Similarly, mAbs can be engineered to precision, targeting only the neutralizing epitope thereby reducing the possibility of ADE and hence protecting the host from COVID-19. Engineering antibodies to prevent interaction with FcγRs on immune cells can abolish ADE. Methods like mutation in the Fc region can block the interaction of anti-dengue virus antibodies with immune cells.[7] Another approach is using nanobodies or single-domain antibodies that contain only one variable domain (VHH, heavy chain variable region) instead of the usual two variable domains as they lack the light chain.[52] Nanobodies have various advantages like ease of synthesis, higher target affinity, better tissue penetration, reaches the target site easily due to smaller size and flexibility and importantly due to lack of Fc domain, there would not be a problem of ADE.[53,54] Due to the lack of Fc region half-life of these antibodies will be less requiring multiple doses.
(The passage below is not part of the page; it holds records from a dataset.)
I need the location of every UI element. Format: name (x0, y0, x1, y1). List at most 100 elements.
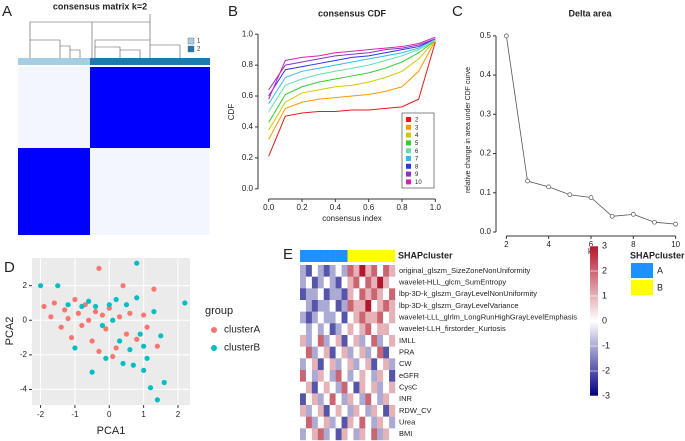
heat-cell (359, 276, 366, 289)
heat-cell (335, 416, 342, 429)
point (503, 33, 509, 39)
heat-cell (311, 276, 319, 289)
point (79, 303, 85, 310)
heat-cell (347, 370, 354, 382)
point (130, 362, 136, 368)
point (79, 322, 85, 329)
heat-cell (365, 265, 372, 277)
heat-cell (341, 358, 348, 371)
heat-cell (389, 381, 396, 394)
annotation-cell (353, 250, 360, 262)
heat-cell (317, 311, 324, 324)
heat-cell (311, 370, 319, 382)
heat-cell (341, 323, 348, 336)
cdf-line (268, 40, 436, 131)
heat-cell (389, 393, 396, 406)
heat-cell (359, 405, 366, 417)
legend-label: 9 (415, 172, 419, 178)
annotation-cell (359, 250, 366, 262)
heat-cell (365, 428, 372, 441)
heat-cell (317, 276, 324, 289)
heat-cell (359, 323, 366, 336)
heat-cell (371, 300, 378, 312)
heat-cell (300, 428, 307, 441)
heat-cell (335, 300, 342, 312)
point (120, 283, 126, 289)
legend-swatch (631, 280, 653, 295)
heat-cell (389, 311, 396, 324)
heat-cell (311, 393, 319, 406)
legend-swatch (406, 124, 411, 130)
heat-cell (317, 381, 324, 394)
heat-cell (347, 335, 354, 347)
heat-cell (347, 393, 354, 406)
annotation-cell (311, 250, 319, 262)
point (58, 324, 64, 330)
heat-cell (383, 300, 390, 312)
colorbar-label: 2 (602, 265, 607, 275)
heat-cell (341, 381, 348, 394)
point (630, 211, 636, 217)
heat-cell (300, 323, 307, 336)
heat-cell (365, 311, 372, 324)
heat-cell (359, 416, 366, 429)
heat-cell (371, 311, 378, 324)
row-label: PRA (399, 347, 414, 356)
y-tick-label: 0.4 (480, 70, 492, 79)
heat-cell (383, 405, 390, 417)
chart-title: Delta area (568, 8, 612, 18)
point (116, 338, 123, 344)
heat-cell (383, 323, 390, 336)
heat-cell (377, 276, 384, 289)
legend-label: clusterB (224, 343, 260, 354)
heat-cell (389, 300, 396, 312)
heat-cell (383, 346, 390, 359)
point (62, 307, 68, 313)
heat-cell (305, 358, 313, 371)
heat-cell (329, 288, 336, 301)
cdf-line (268, 39, 436, 123)
heat-cell (365, 323, 372, 336)
row-label: lbp-3D-k_glszm_GrayLevelVariance (399, 301, 519, 310)
y-tick-label: 0 (23, 315, 28, 324)
point (55, 283, 61, 289)
point (141, 367, 147, 374)
heat-cell (365, 300, 372, 312)
colorbar-label: 0 (602, 315, 607, 325)
point (116, 314, 123, 320)
heat-cell (323, 416, 330, 429)
point (103, 355, 109, 361)
heat-cell (323, 276, 330, 289)
heat-cell (305, 265, 313, 277)
heat-cell (317, 428, 324, 441)
heat-cell (383, 393, 390, 406)
heat-cell (329, 265, 336, 277)
point (137, 331, 143, 337)
heat-cell (335, 346, 342, 359)
y-axis-label: CDF (227, 104, 236, 121)
point (673, 221, 679, 227)
heat-cell (365, 416, 372, 429)
heat-cell (311, 346, 319, 359)
point (96, 265, 102, 271)
heat-cell (300, 265, 307, 277)
heat-cell (323, 265, 330, 277)
x-tick-label: 0.6 (363, 203, 375, 212)
point (110, 353, 116, 360)
legend-swatch (406, 171, 411, 177)
legend-label: A (657, 265, 663, 275)
row-label: eGFR (399, 371, 420, 380)
annotation-cell (347, 250, 354, 262)
heat-cell (347, 276, 354, 289)
heat-cell (371, 323, 378, 336)
heat-cell (389, 335, 396, 347)
heat-cell (377, 405, 384, 417)
heat-cell (383, 370, 390, 382)
legend-label: B (657, 282, 663, 292)
panel-label: A (2, 3, 12, 20)
legend-swatch (631, 263, 653, 278)
x-tick-label: -2 (37, 410, 45, 419)
heat-cell (389, 405, 396, 417)
heat-cell (365, 335, 372, 347)
heat-cell (300, 405, 307, 417)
Nanobodies can further be engineered as per the need and its cell-penetrating ability can be improved by linking these antibodies with cell-penetrating peptides.[55] Hence, apart from the choice of the epitope for developing mAbs, the platform of mAb synthesis should also be considered to generate safe and protective therapy without the problem of ADE. Technologies like high thorough put peptide scanning approach, hydrogen-deuterium exchange mass spectrometry and other computational approaches can be employed to identify epitopes associated with ADE and epitopes without ADE can be selected for designing vaccines or mAbs. On a cautionary note, identified epitopes devoid of ADE may not be immunogenic thus can fail in the prime function of protection against infection.[56]

Conclusions

In the present context, there is no clear understanding of the SARS-CoV-2 virus, starting from the intermediate host to its prevention measures. Hence, the role of ADE in SARS-CoV-2 is not clear but earlier reports on other coronaviruses caution the complications associated with ADE. Hence, due care should be provided before developing vaccine and mAbs for prophylaxis and treatment of COVID-19. In order to achieve a protective and safe vaccine or immunotherapeutic agent, a clear understanding of COVID-19 dynamics is essential so that targets can be selected appropriately. Studies need to be focused on the immunopathology of SARS-CoV-2 to predict the effect of antibodies on subsequent infection and also to develop a universal coronavirus vaccine. To study the immunopathology, the experimental animal model for SARS-CoV-2 needs to be identified and further studies can elucidate the role of ADE. Strategies like targeting RBM of S protein or targeting other proteins that can elicit high affinity neutralizing antibodies can be used for the development of vaccine or immunotherapeutics so as to minimize ADE. To summarize, an immediate but measured approach is essential for the development of vaccines and immunotherapeutics that can safely prevent COVID-19 without untoward problems like ADE.